アッシュ警備長に稽古をつけてもらった数日後。その日の夜勤の連絡事項には、「伝達事項があるので、直帰せずに必ず本部で待機すること」と書いてあった。

僕は、同じ班のジャヴさんと顔を見合わせた。


「ジャヴさん、これは・・・?」

「わからん。だが、きっといい知らせじゃないな。今日の日勤も早出をしたようだし・・・」

「そうだったんですか」

「あぁ・・・」

「では、剣精には稽古が長くなりすぎないように言っておきます」

「おう。怪我すんなよ」


首をかしげながら、連絡を読むジャヴさんと別れ、僕は剣精のところへ向かう。


「ふむ。では、今日の修行は軽めにしておこう」


そういったのは剣精だったが、最初につばぜり合いまでいったところで、スイッチが入ったようになり、内容は結局いつもと大して変わらなかった。息を荒くする僕を、剣精は余裕の体で見送る。


「・・・ありがとうございました」

「うむ。また明日な」


特訓をしている間は誰の笛も鳴らず、夜勤からしてみれば平和だったといえる。

涼しい顔の剣精に別れを告げて、階段のところにいた眠そうなジャヴさんと共に本部へと戻る。SSLの会議室は、夜勤と思われるSSLの隊員でごった返していた。

ジャヴさんと僕は、同じ夜勤のディランさんを見つけ、近くに座る。


「よう、ディランのおっさん、何か聞いてるか?」


そう言って、ジャヴさんは前の方に準備されている壇を指さす。


「いや、さっぱりだな。俺の区域も平和そのものだったし・・・それより、レイル、剣精の稽古はどうだ?」

「防御の基礎ばかりやっています」

「そうか。だが、基礎は大事らしいからな。しっかりやるんだ。給料が出て、稽古をつけてもらうなんて、なかなかないことだからな」

「・・・はい」


ドアが開き、壇上に、アッシュ警備長が登る。


「あ、アッシュ警備長だ」

「チッ、あいつか。コボル警備長のおこぼれをとりやがって」

「ジャヴさんは、アッシュ警備長を隙じゃないんですか」

「俺のモヒカンが、爽やかな男を本能的に拒絶するんだ。油断すると、彼女か娘をとられるぞ・・・ってな」

「どっちもいないじゃないですか・・・」

「できたときに、この勘が鈍っているといけないからな。
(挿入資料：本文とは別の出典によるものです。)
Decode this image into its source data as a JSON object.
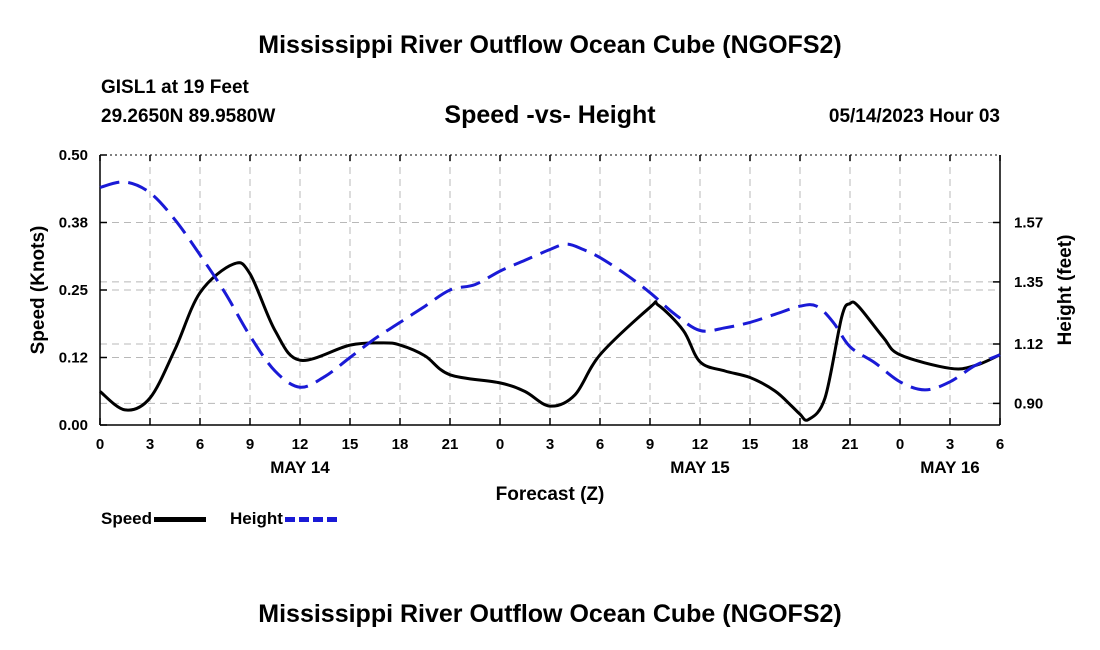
{
  "page": {
    "title": "Mississippi River Outflow Ocean Cube (NGOFS2)",
    "title_repeat": "Mississippi River Outflow Ocean Cube (NGOFS2)",
    "station": "GISL1 at 19 Feet",
    "coords": "29.2650N  89.9580W",
    "subtitle": "Speed -vs- Height",
    "datetime": "05/14/2023 Hour 03"
  },
  "chart_data": {
    "type": "line",
    "title": "Speed -vs- Height",
    "xlabel": "Forecast (Z)",
    "ylabel": "Speed (Knots)",
    "y2label": "Height (feet)",
    "x_range": [
      0,
      54
    ],
    "x_ticks": [
      0,
      3,
      6,
      9,
      12,
      15,
      18,
      21,
      24,
      27,
      30,
      33,
      36,
      39,
      42,
      45,
      48,
      51,
      54
    ],
    "x_tick_labels": [
      "0",
      "3",
      "6",
      "9",
      "12",
      "15",
      "18",
      "21",
      "0",
      "3",
      "6",
      "9",
      "12",
      "15",
      "18",
      "21",
      "0",
      "3",
      "6"
    ],
    "date_labels": [
      {
        "x": 12,
        "label": "MAY 14"
      },
      {
        "x": 36,
        "label": "MAY 15"
      },
      {
        "x": 51,
        "label": "MAY 16"
      }
    ],
    "ylim": [
      0,
      0.5
    ],
    "y_ticks": [
      0.0,
      0.125,
      0.25,
      0.375,
      0.5
    ],
    "y_tick_labels": [
      "0.00",
      "0.12",
      "0.25",
      "0.38",
      "0.50"
    ],
    "y2lim": [
      0.82,
      1.82
    ],
    "y2_ticks": [
      0.9,
      1.12,
      1.35,
      1.57
    ],
    "y2_tick_labels": [
      "0.90",
      "1.12",
      "1.35",
      "1.57"
    ],
    "grid": true,
    "series": [
      {
        "name": "Speed",
        "axis": "left",
        "color": "#000000",
        "dash": "solid",
        "x": [
          0,
          1.5,
          3,
          4.5,
          6,
          8,
          9,
          10.5,
          12,
          15,
          17,
          18,
          19.5,
          21,
          24,
          25.5,
          27,
          28.5,
          30,
          33,
          33.5,
          35,
          36,
          37.5,
          39,
          40.5,
          41.5,
          42,
          42.5,
          43.5,
          44.5,
          45,
          45.5,
          47,
          48,
          51,
          52.5,
          54
        ],
        "values": [
          0.062,
          0.028,
          0.05,
          0.14,
          0.245,
          0.298,
          0.28,
          0.175,
          0.12,
          0.148,
          0.152,
          0.148,
          0.128,
          0.093,
          0.078,
          0.062,
          0.035,
          0.056,
          0.13,
          0.218,
          0.222,
          0.175,
          0.117,
          0.1,
          0.088,
          0.063,
          0.035,
          0.02,
          0.01,
          0.05,
          0.2,
          0.225,
          0.22,
          0.162,
          0.13,
          0.105,
          0.11,
          0.13
        ]
      },
      {
        "name": "Height",
        "axis": "right",
        "color": "#1a1ad6",
        "dash": "dashed",
        "x": [
          0,
          1.5,
          3,
          4.5,
          6,
          7.5,
          9,
          10.5,
          12,
          13.5,
          15,
          16.5,
          18,
          19.5,
          21,
          22.5,
          24,
          25.5,
          27,
          28,
          29,
          30,
          31.5,
          33,
          34.5,
          36,
          37.5,
          39,
          40.5,
          42,
          43,
          44,
          45,
          46.5,
          48,
          49.5,
          51,
          52.5,
          54
        ],
        "values": [
          1.7,
          1.72,
          1.68,
          1.58,
          1.45,
          1.31,
          1.15,
          1.02,
          0.96,
          1.0,
          1.07,
          1.14,
          1.2,
          1.26,
          1.32,
          1.34,
          1.39,
          1.43,
          1.47,
          1.49,
          1.47,
          1.44,
          1.38,
          1.31,
          1.23,
          1.17,
          1.18,
          1.2,
          1.23,
          1.26,
          1.26,
          1.2,
          1.11,
          1.05,
          0.98,
          0.95,
          0.98,
          1.04,
          1.08
        ]
      }
    ],
    "legend": [
      {
        "label": "Speed",
        "color": "#000000",
        "dash": "solid"
      },
      {
        "label": "Height",
        "color": "#1a1ad6",
        "dash": "dashed"
      }
    ],
    "legend_position": "bottom-left"
  }
}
研ぎ澄ませておくのよ」

「・・・」


東と北のSSL兼任だけでも大変そうなのに、部下の理解が得られなくて気の毒に思う。

ジャヴさん以外にも、同じ思い抱えている人はいるのだろうか。コボル警備長の存在が大きかっただけに、アッシュ警備長も大変だ。


「えーと、皆さん、ご静粛に願います」


広間の前で二度手を叩くと、場はしんと静まり返った。